Вот и спуск в знакомый подвал под цирюльней. Тяжёлая дверь подалась вовнутрь, и перед Лёшкой предстала затемнённая лавка, традиционно слегка освещаемая лишь стоявшим на прилавке небольшим масляным светильником да сальной свечой, горевшей на столе в самой глубине комнаты.
— Алексей Петрович! Господин офице-ер! Я таки дождался вас, а мне ведь сказали эти глупые люди, что вы были совсем плохи после таких тяжёлых боёв за Дунаем! — Старый еврей засеменил к Лёшке от столика. — Проходите, проходите скорее в комнату и садитесь на своё лучшее кресло!
Меняла закрыл дверь на оба массивных засова и обернулся к посетителю.
— Прошу Вас меня простить, но я даже не могу себе позволить натопить печку летом, и в моей скромной лавке даже в жарком августе царит вот такой мерзкий холод, — и он аж передёрнул своими худыми, покрытыми шалью плечами.
— Полноте, ну что вы такое говорите, Давид Соломонович? — улыбнулся Алексей. — В нынешний зной за пребывание в столь благостной прохладе вам с посетителей можно было бы даже и монетку брать. По сравнению с тем, что сейчас творится на улице, у вас здесь прямо-таки сущий рай!
Меняла при его словах о монетке даже замер, как видно, прокручивая в голове только что полученную им информацию. И уже чуть позже, увидев эту ироничную улыбку и искрящиеся смехом глаза молодого русского офицера, сам же и рассмеялся:
— А-а-а, господин офицер изволит шутить, я понял! Вы уж простите меня за мою старческую глупость. Но всё равно вы, Алексей, мне подали сейчас очень интересную мысль. Ну да ладно, давайте ближе к нашему делу, — и он уселся на табурет напротив Егорова. — Если вы не против, то я покажу вам то, что я сейчас имею по нашему общему делу. И если опять же вас всё здесь устроит, то я полагаю, что мы сможем повести наш разговор дальше?
— Да, конечно, — согласился Егоров. — Я весь в нетерпении, Давид Соломонович! И со мной всё то, что и должно быть, чтобы удачно завершить нашу сделку. Надеюсь, у вас всё получилось и я не зря к вам сейчас так спешил?
— Погодите немного, вы всё сами скоро своими глазами увидите, — довольно кивнул старый меняла и хлопнул в ладоши. — Яков, Йося, Лазар, заносите!
В дальнем затемнённом углу вдруг открылась совершенно незаметная со стороны дверка, и из неё выступил с поклоном мужчина средних лет, несущий в руках тяжёлый, замотанный в ткань свёрток.
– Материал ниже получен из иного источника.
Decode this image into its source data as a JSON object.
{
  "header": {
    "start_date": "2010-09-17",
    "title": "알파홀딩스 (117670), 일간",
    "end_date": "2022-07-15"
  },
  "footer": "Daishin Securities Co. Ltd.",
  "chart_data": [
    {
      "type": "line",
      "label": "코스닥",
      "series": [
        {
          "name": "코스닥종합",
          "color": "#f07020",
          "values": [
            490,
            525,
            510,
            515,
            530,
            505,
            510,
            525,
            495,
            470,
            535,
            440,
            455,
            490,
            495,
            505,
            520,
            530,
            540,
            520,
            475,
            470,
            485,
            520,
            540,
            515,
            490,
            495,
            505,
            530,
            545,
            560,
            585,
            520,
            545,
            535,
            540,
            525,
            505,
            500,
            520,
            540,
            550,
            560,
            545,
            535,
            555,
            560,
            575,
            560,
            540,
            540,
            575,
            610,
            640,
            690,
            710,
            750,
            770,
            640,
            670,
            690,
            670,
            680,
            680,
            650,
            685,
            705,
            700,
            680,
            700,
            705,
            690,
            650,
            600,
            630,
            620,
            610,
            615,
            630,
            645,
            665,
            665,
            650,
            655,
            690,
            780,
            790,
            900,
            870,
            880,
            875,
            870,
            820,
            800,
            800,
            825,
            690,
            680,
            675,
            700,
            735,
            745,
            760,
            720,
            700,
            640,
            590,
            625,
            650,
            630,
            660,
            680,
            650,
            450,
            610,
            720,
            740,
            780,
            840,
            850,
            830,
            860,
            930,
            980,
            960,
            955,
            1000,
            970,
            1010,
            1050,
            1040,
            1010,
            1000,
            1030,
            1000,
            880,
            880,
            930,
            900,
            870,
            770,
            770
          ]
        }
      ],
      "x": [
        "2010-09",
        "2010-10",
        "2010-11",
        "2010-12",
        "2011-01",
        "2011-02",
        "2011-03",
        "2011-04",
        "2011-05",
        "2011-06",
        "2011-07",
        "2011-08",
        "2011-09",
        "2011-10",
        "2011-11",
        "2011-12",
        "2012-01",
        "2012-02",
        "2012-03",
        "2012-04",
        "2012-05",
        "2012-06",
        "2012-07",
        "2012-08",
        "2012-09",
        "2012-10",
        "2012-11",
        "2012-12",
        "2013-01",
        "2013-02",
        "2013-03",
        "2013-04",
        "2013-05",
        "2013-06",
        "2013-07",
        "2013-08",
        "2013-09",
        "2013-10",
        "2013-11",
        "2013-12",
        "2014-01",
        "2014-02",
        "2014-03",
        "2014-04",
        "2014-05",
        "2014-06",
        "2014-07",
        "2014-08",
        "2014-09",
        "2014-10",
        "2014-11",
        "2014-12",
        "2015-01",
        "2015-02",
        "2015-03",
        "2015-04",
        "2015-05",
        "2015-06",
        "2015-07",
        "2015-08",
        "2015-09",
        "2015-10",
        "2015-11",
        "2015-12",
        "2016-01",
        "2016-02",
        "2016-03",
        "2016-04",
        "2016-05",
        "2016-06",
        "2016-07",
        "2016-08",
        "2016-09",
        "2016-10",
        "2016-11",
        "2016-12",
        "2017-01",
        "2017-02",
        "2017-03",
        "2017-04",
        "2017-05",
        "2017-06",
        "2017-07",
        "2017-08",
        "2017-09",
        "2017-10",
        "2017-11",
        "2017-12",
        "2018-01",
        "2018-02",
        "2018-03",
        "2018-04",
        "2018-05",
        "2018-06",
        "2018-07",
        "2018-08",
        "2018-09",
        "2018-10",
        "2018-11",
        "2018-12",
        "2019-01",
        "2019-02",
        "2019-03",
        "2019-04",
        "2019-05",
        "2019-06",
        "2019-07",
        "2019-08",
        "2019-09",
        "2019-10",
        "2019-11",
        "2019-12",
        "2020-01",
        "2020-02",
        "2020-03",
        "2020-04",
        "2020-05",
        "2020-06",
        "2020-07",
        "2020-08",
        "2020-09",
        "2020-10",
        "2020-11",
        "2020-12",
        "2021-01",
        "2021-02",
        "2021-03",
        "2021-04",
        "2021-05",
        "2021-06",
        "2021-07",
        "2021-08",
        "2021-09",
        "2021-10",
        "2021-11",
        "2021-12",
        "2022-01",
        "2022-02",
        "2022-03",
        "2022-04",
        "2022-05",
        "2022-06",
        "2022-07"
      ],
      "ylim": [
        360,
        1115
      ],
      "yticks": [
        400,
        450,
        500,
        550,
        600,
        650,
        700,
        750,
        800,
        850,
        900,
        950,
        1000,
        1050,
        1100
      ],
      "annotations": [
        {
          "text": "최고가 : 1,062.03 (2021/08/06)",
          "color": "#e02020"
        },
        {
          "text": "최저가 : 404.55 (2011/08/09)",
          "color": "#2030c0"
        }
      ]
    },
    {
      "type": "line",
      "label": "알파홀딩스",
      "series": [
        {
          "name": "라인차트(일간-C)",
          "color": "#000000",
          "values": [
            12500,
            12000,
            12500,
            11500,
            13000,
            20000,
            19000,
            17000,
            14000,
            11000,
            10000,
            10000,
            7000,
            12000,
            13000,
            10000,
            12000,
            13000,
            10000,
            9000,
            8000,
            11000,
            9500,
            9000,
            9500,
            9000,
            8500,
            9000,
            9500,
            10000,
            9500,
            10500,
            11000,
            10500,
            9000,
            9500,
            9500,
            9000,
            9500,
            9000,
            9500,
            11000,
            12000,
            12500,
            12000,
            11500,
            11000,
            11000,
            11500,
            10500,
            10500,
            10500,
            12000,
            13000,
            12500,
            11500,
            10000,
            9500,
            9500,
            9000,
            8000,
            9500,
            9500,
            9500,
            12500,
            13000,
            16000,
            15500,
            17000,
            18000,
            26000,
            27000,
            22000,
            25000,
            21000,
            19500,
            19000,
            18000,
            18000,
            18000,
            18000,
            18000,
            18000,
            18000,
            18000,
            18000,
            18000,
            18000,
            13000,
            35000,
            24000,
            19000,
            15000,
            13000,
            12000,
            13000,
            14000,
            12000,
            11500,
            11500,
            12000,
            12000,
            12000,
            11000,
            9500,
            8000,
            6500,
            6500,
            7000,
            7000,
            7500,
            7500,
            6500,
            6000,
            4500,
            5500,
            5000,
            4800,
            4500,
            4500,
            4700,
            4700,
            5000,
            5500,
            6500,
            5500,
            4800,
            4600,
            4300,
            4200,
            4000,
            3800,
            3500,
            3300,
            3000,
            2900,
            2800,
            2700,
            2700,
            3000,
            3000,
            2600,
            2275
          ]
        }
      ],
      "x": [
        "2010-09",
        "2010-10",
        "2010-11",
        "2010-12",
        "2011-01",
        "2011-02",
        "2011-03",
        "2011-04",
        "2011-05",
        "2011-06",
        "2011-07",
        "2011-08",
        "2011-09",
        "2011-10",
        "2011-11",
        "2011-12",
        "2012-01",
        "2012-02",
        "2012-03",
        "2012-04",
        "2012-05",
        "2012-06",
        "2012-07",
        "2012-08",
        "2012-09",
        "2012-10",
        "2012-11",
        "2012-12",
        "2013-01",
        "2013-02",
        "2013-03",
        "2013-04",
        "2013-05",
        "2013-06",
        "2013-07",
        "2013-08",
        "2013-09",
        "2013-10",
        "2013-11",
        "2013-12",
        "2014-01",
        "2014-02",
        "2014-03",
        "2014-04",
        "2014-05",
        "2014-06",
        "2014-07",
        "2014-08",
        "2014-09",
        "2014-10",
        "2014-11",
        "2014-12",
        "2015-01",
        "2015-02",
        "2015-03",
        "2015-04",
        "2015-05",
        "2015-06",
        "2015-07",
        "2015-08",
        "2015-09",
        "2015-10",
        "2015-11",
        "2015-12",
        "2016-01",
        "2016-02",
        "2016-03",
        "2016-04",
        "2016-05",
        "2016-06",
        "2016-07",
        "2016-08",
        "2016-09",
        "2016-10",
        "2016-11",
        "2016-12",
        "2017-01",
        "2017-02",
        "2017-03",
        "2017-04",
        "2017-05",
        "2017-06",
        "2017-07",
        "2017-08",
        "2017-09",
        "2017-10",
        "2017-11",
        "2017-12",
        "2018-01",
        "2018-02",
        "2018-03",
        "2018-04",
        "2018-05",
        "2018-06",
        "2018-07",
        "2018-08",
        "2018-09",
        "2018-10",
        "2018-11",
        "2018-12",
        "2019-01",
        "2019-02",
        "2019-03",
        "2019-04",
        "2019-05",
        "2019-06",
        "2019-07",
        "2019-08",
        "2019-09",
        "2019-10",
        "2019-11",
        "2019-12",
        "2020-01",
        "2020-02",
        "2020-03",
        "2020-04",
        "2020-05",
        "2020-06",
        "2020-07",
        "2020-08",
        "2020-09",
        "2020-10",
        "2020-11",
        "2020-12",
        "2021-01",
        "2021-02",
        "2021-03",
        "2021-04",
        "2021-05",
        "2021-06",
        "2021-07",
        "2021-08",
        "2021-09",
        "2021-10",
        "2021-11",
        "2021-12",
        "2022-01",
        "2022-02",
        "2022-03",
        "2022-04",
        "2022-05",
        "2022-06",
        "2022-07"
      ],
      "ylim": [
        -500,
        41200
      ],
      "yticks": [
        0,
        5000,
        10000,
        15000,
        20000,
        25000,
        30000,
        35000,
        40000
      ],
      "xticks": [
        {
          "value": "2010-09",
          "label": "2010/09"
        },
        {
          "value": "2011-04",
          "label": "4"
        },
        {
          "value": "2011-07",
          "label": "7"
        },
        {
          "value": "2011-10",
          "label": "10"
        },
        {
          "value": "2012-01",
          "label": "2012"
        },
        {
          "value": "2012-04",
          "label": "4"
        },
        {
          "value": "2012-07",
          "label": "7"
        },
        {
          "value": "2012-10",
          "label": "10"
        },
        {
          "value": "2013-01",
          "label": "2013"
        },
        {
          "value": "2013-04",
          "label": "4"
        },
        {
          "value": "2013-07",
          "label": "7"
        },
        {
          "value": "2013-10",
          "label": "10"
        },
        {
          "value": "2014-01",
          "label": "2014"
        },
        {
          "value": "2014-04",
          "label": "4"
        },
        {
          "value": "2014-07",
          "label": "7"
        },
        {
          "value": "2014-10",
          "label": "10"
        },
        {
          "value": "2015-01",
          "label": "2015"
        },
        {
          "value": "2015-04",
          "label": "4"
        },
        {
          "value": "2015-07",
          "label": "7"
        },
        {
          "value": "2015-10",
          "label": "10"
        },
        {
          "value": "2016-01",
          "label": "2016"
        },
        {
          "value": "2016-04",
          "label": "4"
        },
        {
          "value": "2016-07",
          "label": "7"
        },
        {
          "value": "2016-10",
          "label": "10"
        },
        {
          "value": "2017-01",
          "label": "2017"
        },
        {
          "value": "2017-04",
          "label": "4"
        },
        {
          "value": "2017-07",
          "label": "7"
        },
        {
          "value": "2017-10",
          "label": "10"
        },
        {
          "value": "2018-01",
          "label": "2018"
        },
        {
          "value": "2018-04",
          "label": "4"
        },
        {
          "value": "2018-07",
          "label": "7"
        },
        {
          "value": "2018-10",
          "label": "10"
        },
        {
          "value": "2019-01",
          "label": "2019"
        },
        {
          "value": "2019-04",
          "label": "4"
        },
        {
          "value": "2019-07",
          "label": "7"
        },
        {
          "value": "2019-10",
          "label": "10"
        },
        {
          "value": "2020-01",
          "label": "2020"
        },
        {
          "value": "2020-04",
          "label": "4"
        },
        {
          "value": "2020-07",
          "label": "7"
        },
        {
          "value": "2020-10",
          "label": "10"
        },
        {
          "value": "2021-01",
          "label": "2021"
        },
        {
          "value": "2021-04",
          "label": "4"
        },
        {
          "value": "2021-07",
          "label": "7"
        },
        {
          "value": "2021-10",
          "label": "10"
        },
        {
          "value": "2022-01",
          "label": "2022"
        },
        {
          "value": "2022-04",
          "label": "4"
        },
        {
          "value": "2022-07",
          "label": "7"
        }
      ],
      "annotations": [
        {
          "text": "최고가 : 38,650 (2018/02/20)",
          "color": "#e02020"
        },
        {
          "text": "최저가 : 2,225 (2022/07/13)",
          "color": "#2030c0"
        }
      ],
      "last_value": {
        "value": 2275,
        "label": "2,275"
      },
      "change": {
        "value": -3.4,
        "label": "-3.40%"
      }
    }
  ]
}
Следом за ним вышли ещё двое, немного моложе первого, в такой же чёрной одежде и с маленькими шапочками-кипами на головах. Они, также как и старший, положили на прилавок свои звякнувшие металлом свёртки и, отступив в сторону, вежливо поклонились.
— Мои мальчики: Яков, Йося и Лазар, — представил по старшинству своих сыновей Давид Соломонович. — Самого младшенького, Бени, только сейчас здесь нет, не раньше осени мой мальчик в отчий дом вернётся. Если вдруг их отца не станет, вы всегда можете на всех них положиться как на честных и надёжных людей.
— Хорошо, Давид Соломонович, — кивнул Алексей, с улыбкой разглядывая его «мальчиков».
— Ну что вы встали как истуканы?! Йоська, быстро неси тот свёрток с синей галочкой, а ты, Лазар, бегом за тем особым кулём! Яша, разложи тут всё красиво, чтобы господину офицеру было хорошо видно! — словно заправский унтер, скомандовал меняла, и его сыновья молча бросились исполнять все указания отца.